Sembra sempre più in salita la rattativa per arrivare alla firma sul rinnovo del Contratto Collettivo Nazionale di Lavoro (Ccnl) per il settore scuola 2022-24. Con il fiato sospeso circa 1,2 milioni di lavoratori tra docenti, dirigenti e personale Ata. Il ‘no’ all’emendamento sui buoni pasto rischia di rallentare ulteriormente il dialogo tra ministero e sindacati, o addirittura di bloccarlo del tutto.
No all’emendamento
Dopo la concessione dei buoni pasto per i dipendenti inquadrati nel contratto nazionale delle Funzioni centrali, i sindacati hanno deciso che non si può più rimandare l’introduzione di questo diritto anche per docenti e Ata, anche in considerazione del fatto che in Italia ottengono i buoni pasto anche dipendenti in smart working.

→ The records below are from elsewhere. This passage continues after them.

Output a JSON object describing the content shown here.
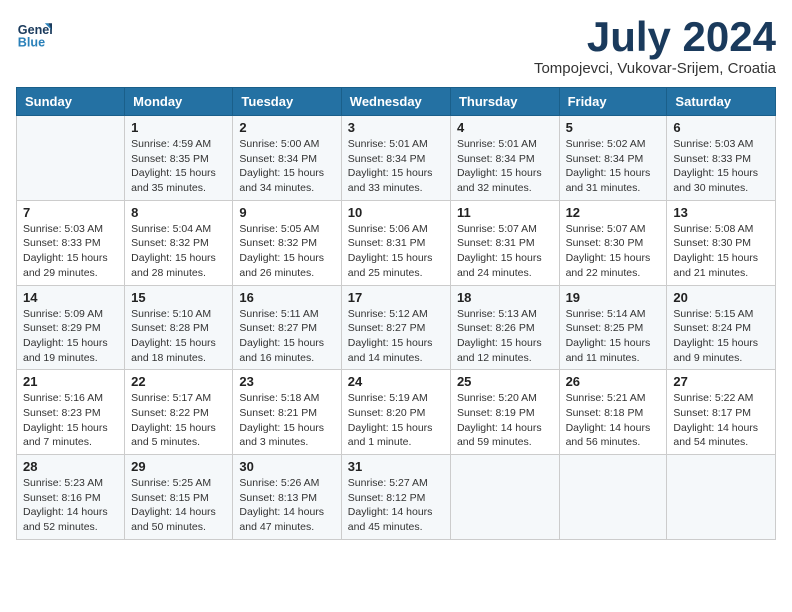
{
  "header": {
    "logo_line1": "General",
    "logo_line2": "Blue",
    "month": "July 2024",
    "location": "Tompojevci, Vukovar-Srijem, Croatia"
  },
  "weekdays": [
    "Sunday",
    "Monday",
    "Tuesday",
    "Wednesday",
    "Thursday",
    "Friday",
    "Saturday"
  ],
  "weeks": [
    [
      {
        "day": "",
        "info": ""
      },
      {
        "day": "1",
        "info": "Sunrise: 4:59 AM\nSunset: 8:35 PM\nDaylight: 15 hours\nand 35 minutes."
      },
      {
        "day": "2",
        "info": "Sunrise: 5:00 AM\nSunset: 8:34 PM\nDaylight: 15 hours\nand 34 minutes."
      },
      {
        "day": "3",
        "info": "Sunrise: 5:01 AM\nSunset: 8:34 PM\nDaylight: 15 hours\nand 33 minutes."
      },
      {
        "day": "4",
        "info": "Sunrise: 5:01 AM\nSunset: 8:34 PM\nDaylight: 15 hours\nand 32 minutes."
      },
      {
        "day": "5",
        "info": "Sunrise: 5:02 AM\nSunset: 8:34 PM\nDaylight: 15 hours\nand 31 minutes."
      },
      {
        "day": "6",
        "info": "Sunrise: 5:03 AM\nSunset: 8:33 PM\nDaylight: 15 hours\nand 30 minutes."
      }
    ],
    [
      {
        "day": "7",
        "info": "Sunrise: 5:03 AM\nSunset: 8:33 PM\nDaylight: 15 hours\nand 29 minutes."
      },
      {
        "day": "8",
        "info": "Sunrise: 5:04 AM\nSunset: 8:32 PM\nDaylight: 15 hours\nand 28 minutes."
      },
      {
        "day": "9",
        "info": "Sunrise: 5:05 AM\nSunset: 8:32 PM\nDaylight: 15 hours\nand 26 minutes."
      },
      {
        "day": "10",
        "info": "Sunrise: 5:06 AM\nSunset: 8:31 PM\nDaylight: 15 hours\nand 25 minutes."
      },
      {
        "day": "11",
        "info": "Sunrise: 5:07 AM\nSunset: 8:31 PM\nDaylight: 15 hours\nand 24 minutes."
      },
      {
        "day": "12",
        "info": "Sunrise: 5:07 AM\nSunset: 8:30 PM\nDaylight: 15 hours\nand 22 minutes."
      },
      {
        "day": "13",
        "info": "Sunrise: 5:08 AM\nSunset: 8:30 PM\nDaylight: 15 hours\nand 21 minutes."
      }
    ],
    [
      {
        "day": "14",
        "info": "Sunrise: 5:09 AM\nSunset: 8:29 PM\nDaylight: 15 hours\nand 19 minutes."
      },
      {
        "day": "15",
        "info": "Sunrise: 5:10 AM\nSunset: 8:28 PM\nDaylight: 15 hours\nand 18 minutes."
      },
      {
        "day": "16",
        "info": "Sunrise: 5:11 AM\nSunset: 8:27 PM\nDaylight: 15 hours\nand 16 minutes."
      },
      {
        "day": "17",
        "info": "Sunrise: 5:12 AM\nSunset: 8:27 PM\nDaylight: 15 hours\nand 14 minutes."
      },
      {
        "day": "18",
        "info": "Sunrise: 5:13 AM\nSunset: 8:26 PM\nDaylight: 15 hours\nand 12 minutes."
      },
      {
        "day": "19",
        "info": "Sunrise: 5:14 AM\nSunset: 8:25 PM\nDaylight: 15 hours\nand 11 minutes."
      },
      {
        "day": "20",
        "info": "Sunrise: 5:15 AM\nSunset: 8:24 PM\nDaylight: 15 hours\nand 9 minutes."
      }
    ],
    [
      {
        "day": "21",
        "info": "Sunrise: 5:16 AM\nSunset: 8:23 PM\nDaylight: 15 hours\nand 7 minutes."
      },
      {
        "day": "22",
        "info": "Sunrise: 5:17 AM\nSunset: 8:22 PM\nDaylight: 15 hours\nand 5 minutes."
      },
      {
        "day": "23",
        "info": "Sunrise: 5:18 AM\nSunset: 8:21 PM\nDaylight: 15 hours\nand 3 minutes."
      },
      {
        "day": "24",
        "info": "Sunrise: 5:19 AM\nSunset: 8:20 PM\nDaylight: 15 hours\nand 1 minute."
      },
      {
        "day": "25",
        "info": "Sunrise: 5:20 AM\nSunset: 8:19 PM\nDaylight: 14 hours\nand 59 minutes."
      },
      {
        "day": "26",
        "info": "Sunrise: 5:21 AM\nSunset: 8:18 PM\nDaylight: 14 hours\nand 56 minutes."
      },
      {
        "day": "27",
        "info": "Sunrise: 5:22 AM\nSunset: 8:17 PM\nDaylight: 14 hours\nand 54 minutes."
      }
    ],
    [
      {
        "day": "28",
        "info": "Sunrise: 5:23 AM\nSunset: 8:16 PM\nDaylight: 14 hours\nand 52 minutes."
      },
      {
        "day": "29",
        "info": "Sunrise: 5:25 AM\nSunset: 8:15 PM\nDaylight: 14 hours\nand 50 minutes."
      },
      {
        "day": "30",
        "info": "Sunrise: 5:26 AM\nSunset: 8:13 PM\nDaylight: 14 hours\nand 47 minutes."
      },
      {
        "day": "31",
        "info": "Sunrise: 5:27 AM\nSunset: 8:12 PM\nDaylight: 14 hours\nand 45 minutes."
      },
      {
        "day": "",
        "info": ""
      },
      {
        "day": "",
        "info": ""
      },
      {
        "day": "",
        "info": ""
      }
    ]
  ]
}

Il problema perà è economico, ma Anief rilancia dopo la bocciautra dell’emendamento al decreto Scuola-Pnrr e punta all’inserimento nell’ambito della trattativa per il rinnovo del contratto, con il precedente favorevole della formazione retribuita nel contratto 2019-2021.
La strategia di Anief è ottenere il riconoscimento del diritto ai voucher nel contratto collettivo nazionale in modo da proseguire la contrattazione di secondo livello “in base alle risorse disponibili”. Fine maggio in questo senso sarà un momento decisivo per capire se ci sono margini di manovra, ma Aran invita a restare con i piedi per terra, perché per arrivare al sì serve una disposizione di legge che autorizzi lo stanziamento di ulteriori risorse. Antonio Naddeo, presidente dell’Agenzia, sottolinea come i fondi per garantire un simile diritto a una platea ampia come il personale scolastico sono ignenti.
Il compromesso
Al momento non ci sono coperture adeguate. Un compromesso sarebbe garantire il diritto ai dipendenti del comparto scuola che maturano l’orario lavorativo più lungo. “Parliamo soprattutto di dirigenti scolastici e personale Ata, e marginalmente dei docenti, che con la riduzione da 6 a 5 giorni della settimana lavorativa hanno visto il proprio orario lavorativo giornaliero raggiungere la soglia delle 7 ore e 12 minuti che fa scattare il beneficio”, aggiunge Naddeo.